Anti-Semitism on social media is thriving, according to studies released last year, with 83% of Israeli teenagers experiencing anti-Semitic bullying online in 2014 and Britain's Community Security Trust recording 140 anti-Semitic remarks on social media from January to August of that year.
But one MP watchdog group is working to reverse the trend – and is urging lawmakers to issue "asbos," or Antisocial Behavior Orders, to clamp down on the violence within the UK.
"Asbos" – effectively, restraining orders – are typically issued to sex offenders in the UK, but advocates for the fight against anti-Semitism argue that the term applies just as well to perpetuators of hate crimes.
The All Party Parliamentary Inquiry Into anti-Semitism, a group of MPs, released a damning report on anti-Semitic violence online this week, the Daily Mail reports Monday. The group has called on the Crown Prosecution Service to issue offenders with prevention orders to keep anti-Semites from using the internet.
"There is an allowance in the law for banning or blocking individuals from certain aspects of internet communication in relation to sexual offences [sic]," the report, an examination of anti-Semitism on Twitter, states. "Informal feedback we have received from policy experts indicates that this is a potential area of exploration for prosecutors in relation to hate crime."

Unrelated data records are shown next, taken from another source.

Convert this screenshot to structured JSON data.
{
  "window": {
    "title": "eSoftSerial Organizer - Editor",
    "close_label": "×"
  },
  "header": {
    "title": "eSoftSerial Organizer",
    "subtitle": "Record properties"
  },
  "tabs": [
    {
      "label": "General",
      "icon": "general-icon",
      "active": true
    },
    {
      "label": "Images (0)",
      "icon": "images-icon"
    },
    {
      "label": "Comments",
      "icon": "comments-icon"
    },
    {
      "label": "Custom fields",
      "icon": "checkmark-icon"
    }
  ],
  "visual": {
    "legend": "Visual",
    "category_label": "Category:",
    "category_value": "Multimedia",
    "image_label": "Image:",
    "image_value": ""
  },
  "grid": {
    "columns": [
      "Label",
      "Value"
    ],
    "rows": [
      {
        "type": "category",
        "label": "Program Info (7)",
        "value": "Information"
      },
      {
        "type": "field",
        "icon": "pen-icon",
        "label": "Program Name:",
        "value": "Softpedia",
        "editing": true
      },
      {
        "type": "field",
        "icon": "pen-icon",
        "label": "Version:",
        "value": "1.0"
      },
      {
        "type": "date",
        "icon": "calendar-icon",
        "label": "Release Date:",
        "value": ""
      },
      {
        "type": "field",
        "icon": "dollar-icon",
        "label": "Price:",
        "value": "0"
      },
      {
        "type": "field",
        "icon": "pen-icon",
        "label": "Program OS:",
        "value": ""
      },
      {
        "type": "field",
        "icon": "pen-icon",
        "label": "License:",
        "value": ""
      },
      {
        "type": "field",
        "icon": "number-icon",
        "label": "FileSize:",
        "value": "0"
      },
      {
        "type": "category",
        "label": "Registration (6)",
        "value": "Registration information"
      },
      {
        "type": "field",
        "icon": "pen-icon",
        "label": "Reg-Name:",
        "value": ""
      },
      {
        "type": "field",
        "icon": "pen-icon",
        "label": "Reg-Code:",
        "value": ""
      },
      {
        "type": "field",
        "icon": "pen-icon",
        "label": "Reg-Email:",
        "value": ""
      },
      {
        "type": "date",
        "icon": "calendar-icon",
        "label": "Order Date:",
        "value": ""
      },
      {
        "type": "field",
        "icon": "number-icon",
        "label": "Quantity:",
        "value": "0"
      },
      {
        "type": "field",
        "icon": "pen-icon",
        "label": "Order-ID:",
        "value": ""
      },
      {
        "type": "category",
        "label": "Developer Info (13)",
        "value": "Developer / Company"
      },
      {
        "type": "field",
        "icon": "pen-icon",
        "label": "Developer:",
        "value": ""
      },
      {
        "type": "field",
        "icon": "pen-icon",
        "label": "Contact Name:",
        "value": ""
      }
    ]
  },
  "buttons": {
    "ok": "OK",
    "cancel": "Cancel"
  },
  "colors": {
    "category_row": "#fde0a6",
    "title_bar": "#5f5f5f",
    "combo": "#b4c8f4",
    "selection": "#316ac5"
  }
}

"If it can be proven in a detailed way that someone has made a considered and determined view to exploit various online networks to harm and perpetrate hate crimes against others then the accepted principles, rules and restrictions that are relevant to sex offences must surely apply."
The panel called for "urgent" action from the government and Jewish community leaders to make up for the gaps in reporting abusive posts on the social media network, noting that civil society must aid overburdened social media companies in reversing the anti-Semitic trend.
Among the horrifying findings: the fact that "Hitler" and "Holocaust" were among the top 35 trending Twitter hashtags last year – amid a flurry of Holocaust-related Twitter incidents that go unpunished.
Twitter has rapidly become a prime means of spreading hate, even outside the realm of anti-Semitism. Last month, an expert at the Brookings Institute found that over 18,000 Twitter accounts linked to Islamic State (ISIS) have been suspended in recent months; there are at least 45,000 Twitter accounts used by ISIS supporters total, according to that estimate.
But the report has included other measures to protect Britain's Jewish community as well, including calling for government funding for synagogue security, ensuring a balanced view on the Middle East in classrooms, and establishing an independent council on anti-Semitism.
The report has been well-received by Jewish community leaders and government officials alike; Prime Minister David Cameron called it "hugely important."
"Tackling anti-Semitism goes right to the heart of what we stand for as a country," he said.
Anti-Semitism in the UK reached an all-time high in 2014, with 1,1168 anti-Semitic incidents recorded last year alone.